A new table summarizing the additional Data requested for New Application in the MRP/DCP which are not stated in the current EU legislation and /or volume 2B is available on the CMDh website. To view the table, please click on the link below: http://www.hma.eu/fileadmin/dateien/Human_Medicines/CMD_h_/procedural_guidance/Application_for_MA/CMDh_043_2007_Rev5_August10.pdf

New CTA regulations are applicable to all submissions, including amendments, in Poland. Submissions can no longer be done by a CRO but by a physical person, who can however be an employee of the CRO. Also two letters of authorisation are required, one from the sponsor authorising the legal representative and the second from the legal representative authorising the physical person in Poland. Less than 3 month old, proofs of establishment are needed for both the sponsor and the legal representative.

A new template for cover letter for new Marketing Authorisation application is available in the HMA website.

http://www.hma.eu/uploads/media/Cover_letter_for_new_MA_application_Final-_EXT-579873-2008.doc

The European Medicines Agency (EMA) and the US Food and Drug Administration (FDA) have developed a pilot programme of joined GMP inspections for manufacturers of medicinal products. This scheme applies both to Companies submitting in parallel two equivalent new marketing authorization applications for the same drug to both agencies and to Companies hosting one single re-inspection instead of two when the EMA and the FDA have planned separate routine surveillance inspections of a manufacturing within a similar time frame.

Companies interested in the scheme should contact gmp@ema.europa.eu or  CDERInternationalGMP@fda.hhsgov.

From Friday 8th October 2010 and over four weekends, the MHRA will be moving to its new location at 151 Buckingham Palace Road, Victoria, London, SW1W 9SZ. MHRA will ensure minimal disruption to services during the move.

The Committee for Medicinal Products for Human use (CHMP) has issued a draft statement for consultation on the use plasma- and urine-derived medicinal products and Creutzfeldt-Jakob disease. The CHMP points out the importance to investigate the capacities of the manufacturing process for plasma-derived products as the available data support the reduction of infectivity by steps in this process. The CHMP also encourages the use of a number of exclusion criteria for selection of plasma and urine donors. There is no recommendation to recall batches if information becomes available post-donation since the donor exclusion criteria are very conservative.

The Committee for Medicinal Products for Human use (CHMP) has issued a statement on the use of Advanced Therapy Medicinal Products (ATMP) and Creutzfeldt-Jakob disease. ATMPs are subject to three types of considerations. For cell based products from autologous donors no specific considerations are required. For cell based products from allogeneic donors, the WHO guidelines on tissues infectivity should be considered as part of a risk-benefit assessment. For cells from umbilical cord, in both autologous and allogeneic transplantations, the level of contamination is considered extremely low since vertical transmission in humans has not been observed in any prion disease but can not be definitely excluded.
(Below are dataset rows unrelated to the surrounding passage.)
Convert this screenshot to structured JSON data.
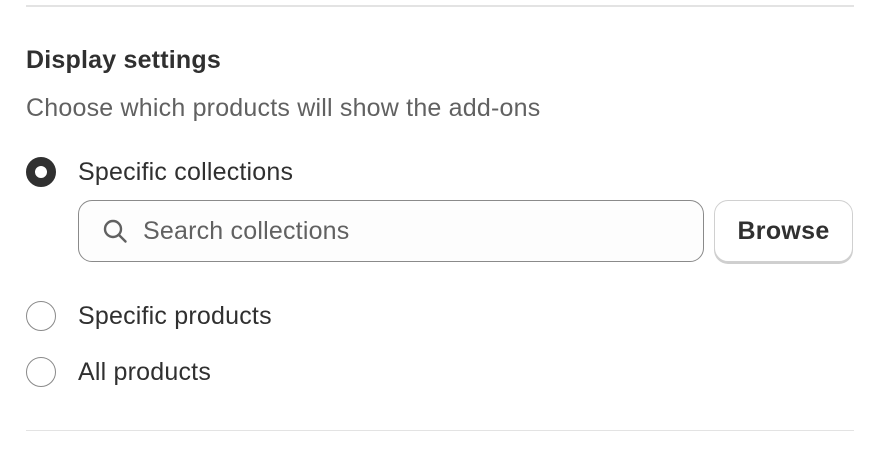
{
  "section": {
    "title": "Display settings",
    "description": "Choose which products will show the add-ons"
  },
  "options": {
    "collections": {
      "label": "Specific collections",
      "checked": true
    },
    "products": {
      "label": "Specific products",
      "checked": false
    },
    "all": {
      "label": "All products",
      "checked": false
    }
  },
  "search": {
    "icon": "search-icon",
    "placeholder": "Search collections",
    "value": ""
  },
  "browse": {
    "label": "Browse"
  },
  "colors": {
    "text": "#303030",
    "secondary_text": "#616161",
    "border": "#8a8a8a",
    "divider": "#e3e3e3"
  }
}
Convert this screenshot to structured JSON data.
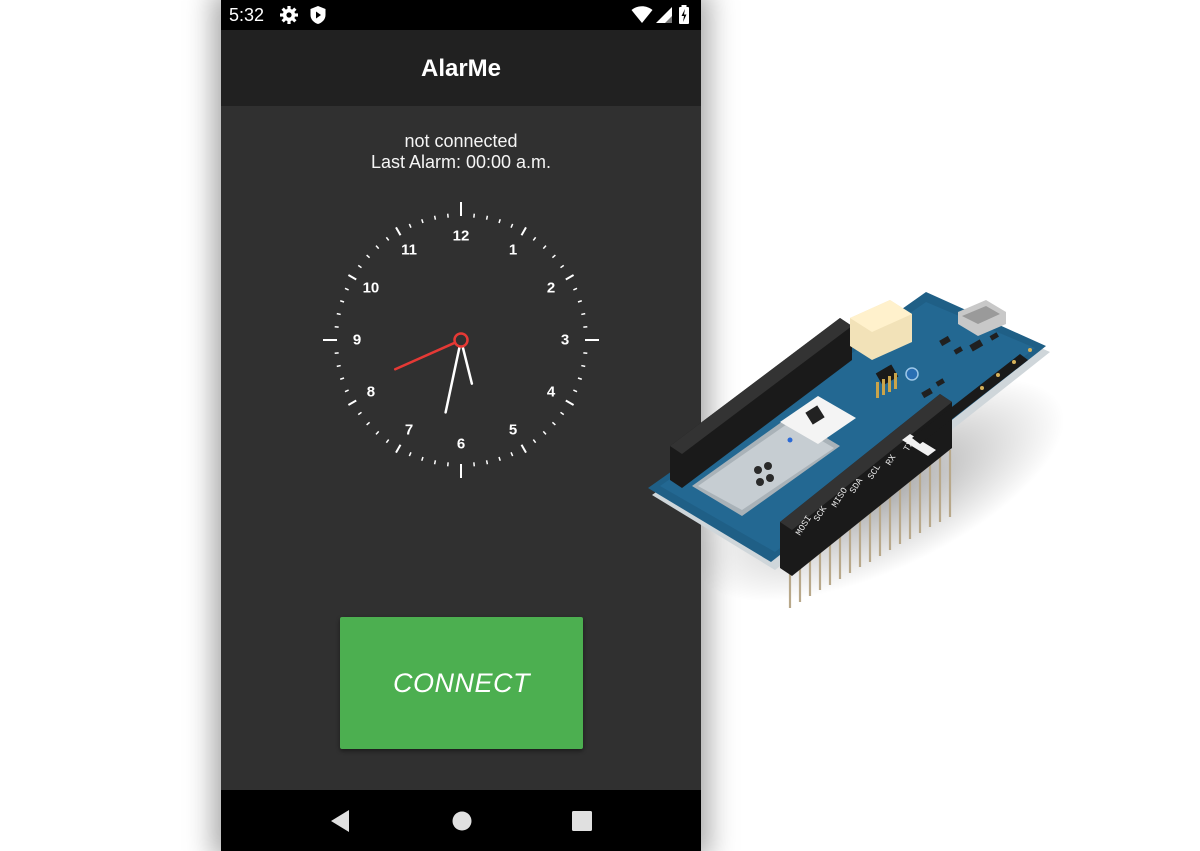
{
  "status_bar": {
    "time": "5:32",
    "left_icons": [
      "gear-icon",
      "shield-icon"
    ],
    "right_icons": [
      "wifi-icon",
      "signal-icon",
      "battery-charging-icon"
    ]
  },
  "app_bar": {
    "title": "AlarMe"
  },
  "connection": {
    "status": "not connected",
    "last_alarm": "Last Alarm: 00:00 a.m."
  },
  "clock": {
    "numbers": [
      "12",
      "1",
      "2",
      "3",
      "4",
      "5",
      "6",
      "7",
      "8",
      "9",
      "10",
      "11"
    ],
    "time_shown": {
      "hour": 5,
      "minute": 32
    },
    "red_hand_value_minutes": 41,
    "colors": {
      "hands": "#ffffff",
      "second_hand": "#e53935",
      "ticks": "#ffffff"
    }
  },
  "connect_button": {
    "label": "CONNECT",
    "color": "#4caf50"
  },
  "nav_bar": {
    "buttons": [
      "back-icon",
      "home-icon",
      "recents-icon"
    ]
  },
  "side_image": {
    "subject": "arduino-mkr-board"
  },
  "colors": {
    "background": "#303030",
    "app_bar": "#212121",
    "status_bar": "#000000",
    "accent": "#4caf50"
  }
}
The guideline on the investigation of bioequivalence from the Committee for Medicinal Products for Human use (CHMP) came into effect on the 1^st August 2010. This guidance contains detailed descriptions on how pharmacokinetic-based bioequivalence studies should be conducted and evaluated as well as recommendations for biowaivers.

Marketing authorisation holders for medicines for which the marketing authorisation  was  granted before 30 October 2005 had a 5 years transitional period to amend the labelling to comply with Articles 54(a), 54(e) and 56(a). The MHRA has reminded MAHs to submit their applications by the 1 August 2010 to ensure compliance  by 30 October 2010.
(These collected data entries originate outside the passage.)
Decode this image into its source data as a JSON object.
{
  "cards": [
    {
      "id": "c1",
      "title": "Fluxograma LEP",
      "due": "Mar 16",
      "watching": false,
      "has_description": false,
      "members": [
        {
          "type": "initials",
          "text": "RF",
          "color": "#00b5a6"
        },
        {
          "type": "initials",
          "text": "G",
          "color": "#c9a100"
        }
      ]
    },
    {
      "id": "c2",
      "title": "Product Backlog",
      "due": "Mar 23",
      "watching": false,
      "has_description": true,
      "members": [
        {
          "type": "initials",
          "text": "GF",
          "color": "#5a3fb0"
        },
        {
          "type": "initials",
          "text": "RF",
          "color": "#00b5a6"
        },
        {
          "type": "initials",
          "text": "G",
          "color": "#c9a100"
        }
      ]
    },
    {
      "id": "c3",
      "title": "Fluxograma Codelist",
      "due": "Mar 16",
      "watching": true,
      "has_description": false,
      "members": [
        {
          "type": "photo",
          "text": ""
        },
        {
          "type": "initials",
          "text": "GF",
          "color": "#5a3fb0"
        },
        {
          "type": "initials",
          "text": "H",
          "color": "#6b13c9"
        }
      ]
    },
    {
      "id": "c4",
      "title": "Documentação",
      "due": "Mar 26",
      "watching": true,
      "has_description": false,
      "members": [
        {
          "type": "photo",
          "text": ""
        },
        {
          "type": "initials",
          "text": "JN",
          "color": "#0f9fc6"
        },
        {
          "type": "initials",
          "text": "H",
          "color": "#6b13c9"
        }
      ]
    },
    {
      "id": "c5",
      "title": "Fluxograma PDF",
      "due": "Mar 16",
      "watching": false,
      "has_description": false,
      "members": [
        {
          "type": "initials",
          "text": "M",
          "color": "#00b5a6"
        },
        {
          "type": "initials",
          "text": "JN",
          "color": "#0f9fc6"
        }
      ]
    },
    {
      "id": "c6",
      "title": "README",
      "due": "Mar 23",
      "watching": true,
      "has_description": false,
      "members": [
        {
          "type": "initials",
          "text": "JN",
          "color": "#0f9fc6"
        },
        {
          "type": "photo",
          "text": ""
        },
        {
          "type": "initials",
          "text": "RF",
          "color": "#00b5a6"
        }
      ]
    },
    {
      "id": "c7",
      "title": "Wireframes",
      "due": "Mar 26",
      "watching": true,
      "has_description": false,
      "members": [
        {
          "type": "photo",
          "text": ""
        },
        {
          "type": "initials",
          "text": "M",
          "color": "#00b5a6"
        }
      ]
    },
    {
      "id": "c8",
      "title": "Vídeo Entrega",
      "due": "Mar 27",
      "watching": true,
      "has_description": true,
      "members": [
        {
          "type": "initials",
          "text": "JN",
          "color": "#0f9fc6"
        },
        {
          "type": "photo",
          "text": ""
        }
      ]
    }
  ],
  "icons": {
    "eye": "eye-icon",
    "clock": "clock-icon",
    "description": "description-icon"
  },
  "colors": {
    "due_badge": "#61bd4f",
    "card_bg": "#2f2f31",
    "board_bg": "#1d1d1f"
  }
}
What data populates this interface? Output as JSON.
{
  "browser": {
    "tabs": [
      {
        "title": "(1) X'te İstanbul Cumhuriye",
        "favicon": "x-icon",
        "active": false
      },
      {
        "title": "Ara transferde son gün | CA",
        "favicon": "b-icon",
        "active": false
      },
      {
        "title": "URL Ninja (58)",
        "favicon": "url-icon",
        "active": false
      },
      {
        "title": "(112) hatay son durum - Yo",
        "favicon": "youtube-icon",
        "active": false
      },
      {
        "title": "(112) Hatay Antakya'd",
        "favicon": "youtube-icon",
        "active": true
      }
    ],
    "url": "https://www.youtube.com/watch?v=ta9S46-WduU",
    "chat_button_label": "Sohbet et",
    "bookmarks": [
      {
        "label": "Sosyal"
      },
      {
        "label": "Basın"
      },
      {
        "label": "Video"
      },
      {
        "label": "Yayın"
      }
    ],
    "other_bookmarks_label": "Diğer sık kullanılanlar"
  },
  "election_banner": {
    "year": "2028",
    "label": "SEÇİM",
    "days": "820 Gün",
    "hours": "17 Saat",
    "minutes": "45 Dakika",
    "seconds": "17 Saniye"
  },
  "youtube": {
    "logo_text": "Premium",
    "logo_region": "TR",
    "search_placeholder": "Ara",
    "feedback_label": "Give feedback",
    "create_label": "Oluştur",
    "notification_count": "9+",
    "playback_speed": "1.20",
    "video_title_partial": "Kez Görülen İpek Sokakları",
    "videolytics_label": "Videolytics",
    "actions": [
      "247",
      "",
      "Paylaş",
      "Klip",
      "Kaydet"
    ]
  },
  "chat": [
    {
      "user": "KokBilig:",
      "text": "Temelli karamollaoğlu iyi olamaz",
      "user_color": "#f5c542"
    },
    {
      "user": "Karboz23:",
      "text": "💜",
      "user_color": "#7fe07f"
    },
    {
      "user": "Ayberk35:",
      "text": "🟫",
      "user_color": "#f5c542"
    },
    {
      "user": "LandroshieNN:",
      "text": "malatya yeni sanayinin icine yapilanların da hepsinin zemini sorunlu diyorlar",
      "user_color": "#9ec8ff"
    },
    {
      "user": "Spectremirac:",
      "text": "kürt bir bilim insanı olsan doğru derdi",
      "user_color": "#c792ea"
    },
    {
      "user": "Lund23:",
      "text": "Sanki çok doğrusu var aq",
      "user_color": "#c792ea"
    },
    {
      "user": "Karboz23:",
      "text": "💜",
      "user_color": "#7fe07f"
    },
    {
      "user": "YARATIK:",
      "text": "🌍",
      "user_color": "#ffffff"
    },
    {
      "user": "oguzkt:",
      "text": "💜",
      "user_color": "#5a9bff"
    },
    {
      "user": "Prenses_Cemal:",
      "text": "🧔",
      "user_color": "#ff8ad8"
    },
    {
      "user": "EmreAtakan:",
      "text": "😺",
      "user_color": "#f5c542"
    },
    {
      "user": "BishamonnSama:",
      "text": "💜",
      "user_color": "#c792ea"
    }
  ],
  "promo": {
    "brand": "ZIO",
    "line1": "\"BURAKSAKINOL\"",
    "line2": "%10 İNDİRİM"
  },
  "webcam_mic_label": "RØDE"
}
The new requirements to comply with the above articles are:

• displaying the common names of the active substances clearly on the packaging
• including a space for the prescribed dose to be indicated
• displaying the name registered in section 1 of the SmPC in braille on the packaging

The MHRA has reminded marketing and manufacturing authorisation holders to keep all API manufaturing sites named on approved marketing authorisations actively maintained as approved suppliers in line with European GMP expectations. If  Companies do not want to maintain back up API manufacturers to GMP requeirement, they should remove them from the MA by submission of a Type A variation.